The enthusiasm, however, is tempered by fears over how much sway Biden will give progressives and their firebrand leaders, including Senators Elizabeth Warren and Bernie Sanders. That’s especially true when it comes to picking appointees to run the powerful agencies that police banks and securities firms, jobs that the activists are mobilizing to fill with industry critics. At a minimum, progressives want to ensure that the days are long over when Democrats appointed officials like Robert Rubin, Timothy Geithner and Lawrence Summers, who is a key Biden adviser.

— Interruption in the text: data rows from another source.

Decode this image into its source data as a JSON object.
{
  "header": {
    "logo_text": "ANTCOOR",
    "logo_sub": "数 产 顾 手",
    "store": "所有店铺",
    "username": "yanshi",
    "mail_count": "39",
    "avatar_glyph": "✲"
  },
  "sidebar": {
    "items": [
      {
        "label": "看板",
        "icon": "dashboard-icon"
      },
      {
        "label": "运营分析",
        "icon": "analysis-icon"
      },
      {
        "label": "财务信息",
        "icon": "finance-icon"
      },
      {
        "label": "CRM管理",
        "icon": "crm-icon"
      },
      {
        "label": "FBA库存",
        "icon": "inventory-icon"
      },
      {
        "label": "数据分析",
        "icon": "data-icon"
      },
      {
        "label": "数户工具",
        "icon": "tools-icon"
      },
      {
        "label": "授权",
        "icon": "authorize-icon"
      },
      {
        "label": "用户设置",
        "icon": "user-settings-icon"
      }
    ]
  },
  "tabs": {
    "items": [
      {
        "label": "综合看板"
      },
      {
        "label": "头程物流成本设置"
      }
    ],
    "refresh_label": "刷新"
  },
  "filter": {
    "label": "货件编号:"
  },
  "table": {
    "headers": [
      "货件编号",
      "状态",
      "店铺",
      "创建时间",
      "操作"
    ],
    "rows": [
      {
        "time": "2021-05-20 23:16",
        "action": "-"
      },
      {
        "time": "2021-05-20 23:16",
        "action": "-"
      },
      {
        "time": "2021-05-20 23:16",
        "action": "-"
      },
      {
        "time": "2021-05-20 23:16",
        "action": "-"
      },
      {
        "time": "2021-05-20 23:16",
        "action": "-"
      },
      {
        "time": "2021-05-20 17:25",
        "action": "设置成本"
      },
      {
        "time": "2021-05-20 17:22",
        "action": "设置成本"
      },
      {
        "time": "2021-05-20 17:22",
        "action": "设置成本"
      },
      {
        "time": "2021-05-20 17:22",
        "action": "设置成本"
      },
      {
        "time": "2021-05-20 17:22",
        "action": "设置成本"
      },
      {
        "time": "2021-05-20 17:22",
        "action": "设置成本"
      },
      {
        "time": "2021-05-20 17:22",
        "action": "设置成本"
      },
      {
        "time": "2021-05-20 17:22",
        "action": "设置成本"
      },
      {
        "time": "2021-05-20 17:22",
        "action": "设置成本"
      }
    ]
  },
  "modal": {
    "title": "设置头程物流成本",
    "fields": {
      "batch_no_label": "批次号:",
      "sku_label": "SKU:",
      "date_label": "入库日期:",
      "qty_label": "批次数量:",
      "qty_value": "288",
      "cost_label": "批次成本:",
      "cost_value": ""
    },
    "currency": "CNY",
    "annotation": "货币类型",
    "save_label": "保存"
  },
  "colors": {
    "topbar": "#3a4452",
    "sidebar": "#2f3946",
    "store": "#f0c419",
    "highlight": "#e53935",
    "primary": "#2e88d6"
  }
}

The stakes for Wall Street couldn’t be higher. Centrist regulators would be less likely to overturn rule rollbacks approved under Trump that have saved financial firms tens of billions of dollars. Progressive agency heads, on the other hand, could pursue what the C-suite calls the “shame and investigation agenda.” Policies like taxes on trading, curbs on executive pay and even breaking up behemoth banks would be back on the table.

To wonder whether ‘Wall Street’ has some understanding of our current morass, much less the words ‘joy’ or ‘ misery,’ is to weep. Of course they do. Always check the business press if you’re wondering at all about the soul of a consumer society. Mantra for post-2016 world: it’s always worse than you think.

Image: Replica golden calf. Subtlety is NOT their strong point.